The only person that worked is Joseph. Obviously. Okay I guess I haven't told you how we started dating and if I'd done, I'm sorry you'd have to listen again.

So my first day of school, I was staring at him. Like really staring because there was something different about him but I couldn't lay my finger on it. I brought him up when I was going home that day but Lexi shunned me, "Did you see that dark guy at the corner?"

"Is it boys that you came to look for?" as soon as she said it, I kept shut because that was the day we started talking and I didn't want to offend her because I've liked her so far.

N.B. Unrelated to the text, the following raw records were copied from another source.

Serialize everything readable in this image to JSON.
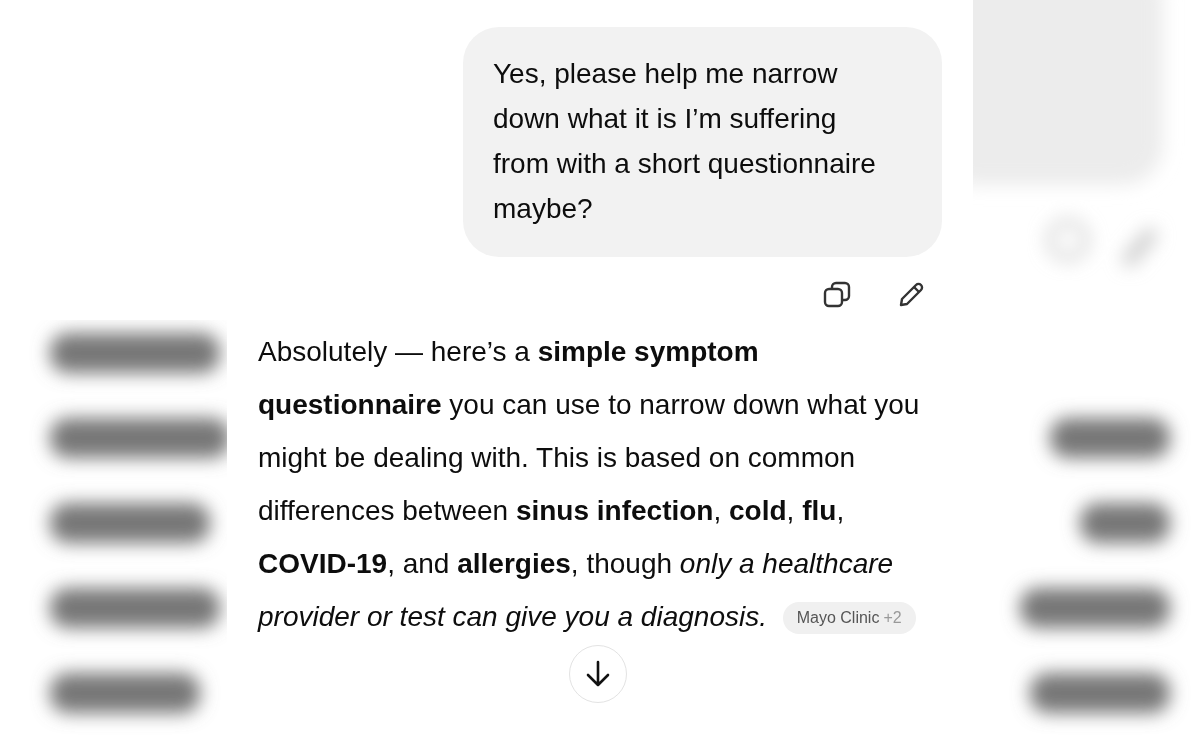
{
  "user_message": {
    "text": "Yes, please help me narrow down what it is I’m suffering from with a short questionnaire maybe?"
  },
  "message_actions": [
    {
      "kind": "copy"
    },
    {
      "kind": "edit"
    }
  ],
  "assistant_message": {
    "text": "Absolutely — here’s a **simple symptom questionnaire** you can use to narrow down what you might be dealing with. This is based on common differences between **sinus infection**, **cold**, **flu**, **COVID-19**, and **allergies**, though *only a healthcare provider or test can give you a diagnosis.*",
    "source_chip": {
      "label": "Mayo Clinic",
      "count": "+2"
    }
  }
}
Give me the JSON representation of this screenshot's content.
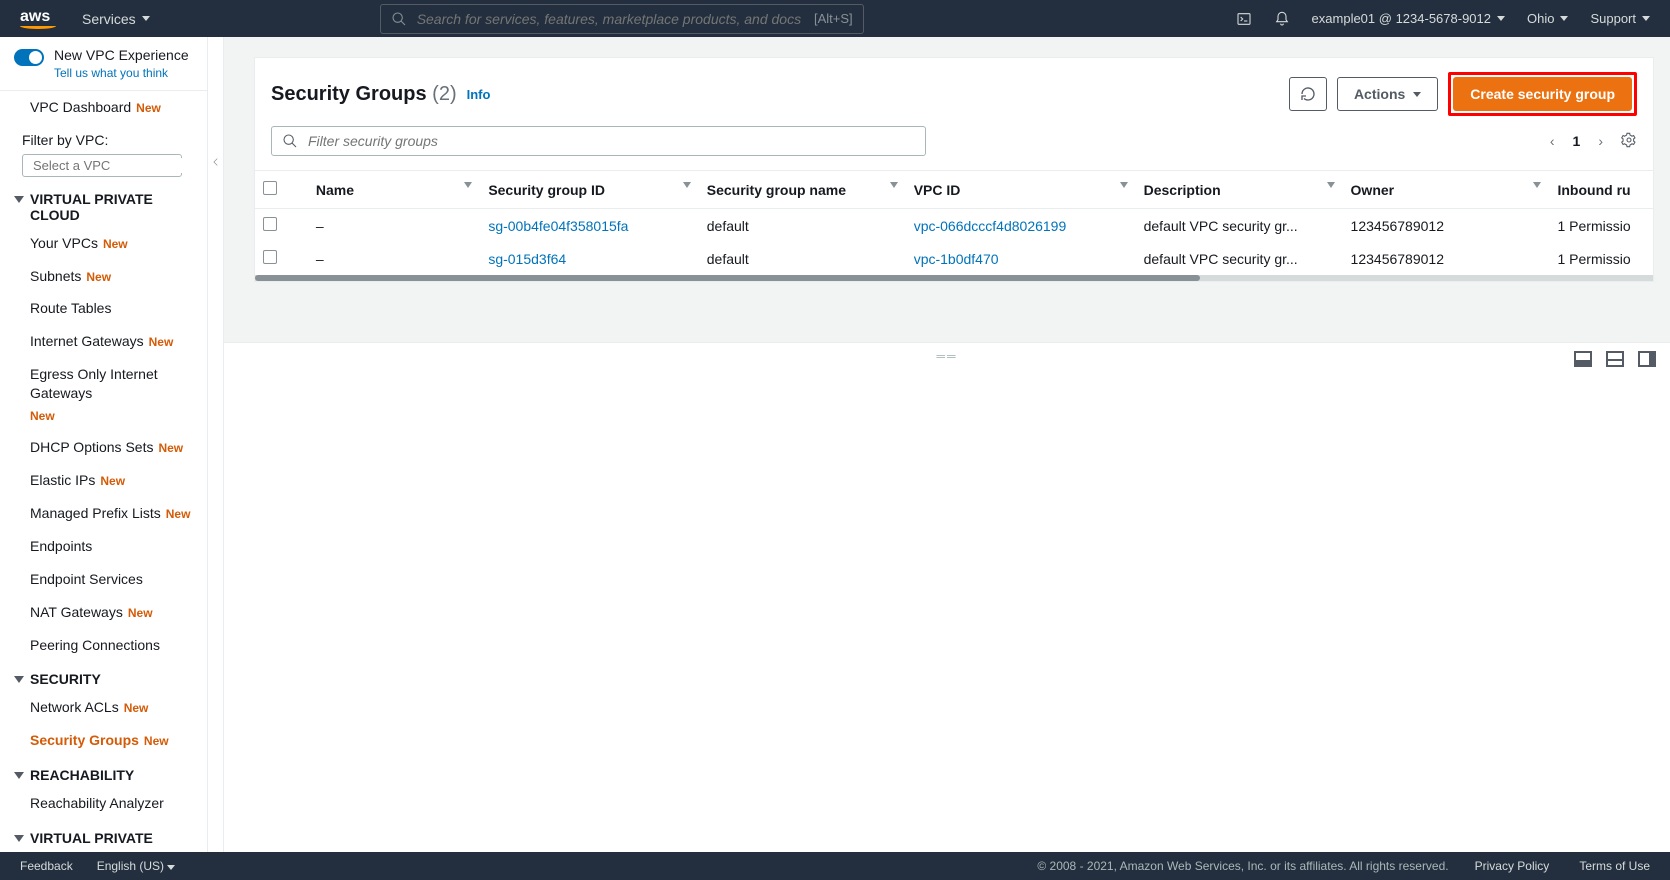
{
  "topnav": {
    "services": "Services",
    "search_placeholder": "Search for services, features, marketplace products, and docs",
    "search_shortcut": "[Alt+S]",
    "account": "example01 @ 1234-5678-9012",
    "region": "Ohio",
    "support": "Support"
  },
  "sidebar": {
    "new_experience": "New VPC Experience",
    "new_experience_sub": "Tell us what you think",
    "dashboard": "VPC Dashboard",
    "filter_label": "Filter by VPC:",
    "filter_placeholder": "Select a VPC",
    "sections": {
      "vpc": "VIRTUAL PRIVATE CLOUD",
      "security": "SECURITY",
      "reachability": "REACHABILITY",
      "vpn": "VIRTUAL PRIVATE"
    },
    "items": {
      "your_vpcs": "Your VPCs",
      "subnets": "Subnets",
      "route_tables": "Route Tables",
      "internet_gateways": "Internet Gateways",
      "egress_gateways": "Egress Only Internet Gateways",
      "dhcp": "DHCP Options Sets",
      "elastic_ips": "Elastic IPs",
      "prefix_lists": "Managed Prefix Lists",
      "endpoints": "Endpoints",
      "endpoint_services": "Endpoint Services",
      "nat_gateways": "NAT Gateways",
      "peering": "Peering Connections",
      "network_acls": "Network ACLs",
      "security_groups": "Security Groups",
      "reachability_analyzer": "Reachability Analyzer"
    },
    "new_badge": "New"
  },
  "panel": {
    "title": "Security Groups",
    "count": "(2)",
    "info": "Info",
    "actions": "Actions",
    "create": "Create security group",
    "filter_placeholder": "Filter security groups",
    "page": "1"
  },
  "table": {
    "headers": {
      "name": "Name",
      "sg_id": "Security group ID",
      "sg_name": "Security group name",
      "vpc_id": "VPC ID",
      "description": "Description",
      "owner": "Owner",
      "inbound": "Inbound ru"
    },
    "rows": [
      {
        "name": "–",
        "sg_id": "sg-00b4fe04f358015fa",
        "sg_name": "default",
        "vpc_id": "vpc-066dcccf4d8026199",
        "description": "default VPC security gr...",
        "owner": "123456789012",
        "inbound": "1 Permissio"
      },
      {
        "name": "–",
        "sg_id": "sg-015d3f64",
        "sg_name": "default",
        "vpc_id": "vpc-1b0df470",
        "description": "default VPC security gr...",
        "owner": "123456789012",
        "inbound": "1 Permissio"
      }
    ]
  },
  "footer": {
    "feedback": "Feedback",
    "language": "English (US)",
    "copyright": "© 2008 - 2021, Amazon Web Services, Inc. or its affiliates. All rights reserved.",
    "privacy": "Privacy Policy",
    "terms": "Terms of Use"
  }
}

Then as from that day, I didn't talk to him. I ignored him and it's not like we had anything to discuss because I was a new student. If any teacher ask me to distribute notes to my classmates, I'd give to everyone but him. I always got another person to do that job.

Seriously I don't know why I was doing so but I guess I had a crush on him but at that age, I didn't know what 'crush' meant.

Then in Jss3 I was assigned to sit at his front but still didn't talk to him. Then one day our English teacher who was too lazy to remember my name and always called me Mary asked the whole class a question which I was the only one who answered. He asked only me to sit and then Joseph spoke up, "Sir you asked Mary to sit, what about Joseph?"

The class burst into laughter but Mr Agidi couldn't relate so no one got into trouble. But I was blushing like a crazy goat and that was one of the times I'm grateful for being an African.

After the teacher left, Joseph started poking me from the back and we started talking. So that was how we started dating, he never really asked me out. But I loved him.

Love.

Loved!









Happy new year guys. Sorry for the EXTREMELY late update. I was SUPER BUSY with school. That's why I made this chapter very loong.

The BOURNVITA in the story is a chocolate powder. It's used for making tea here in Nigeria so you might or might not have heard of it. So here 😁😁

And also don't be confused by the English teachers' names. The English teacher in Junior secondary school is different from the one that teaches Senior secondary school.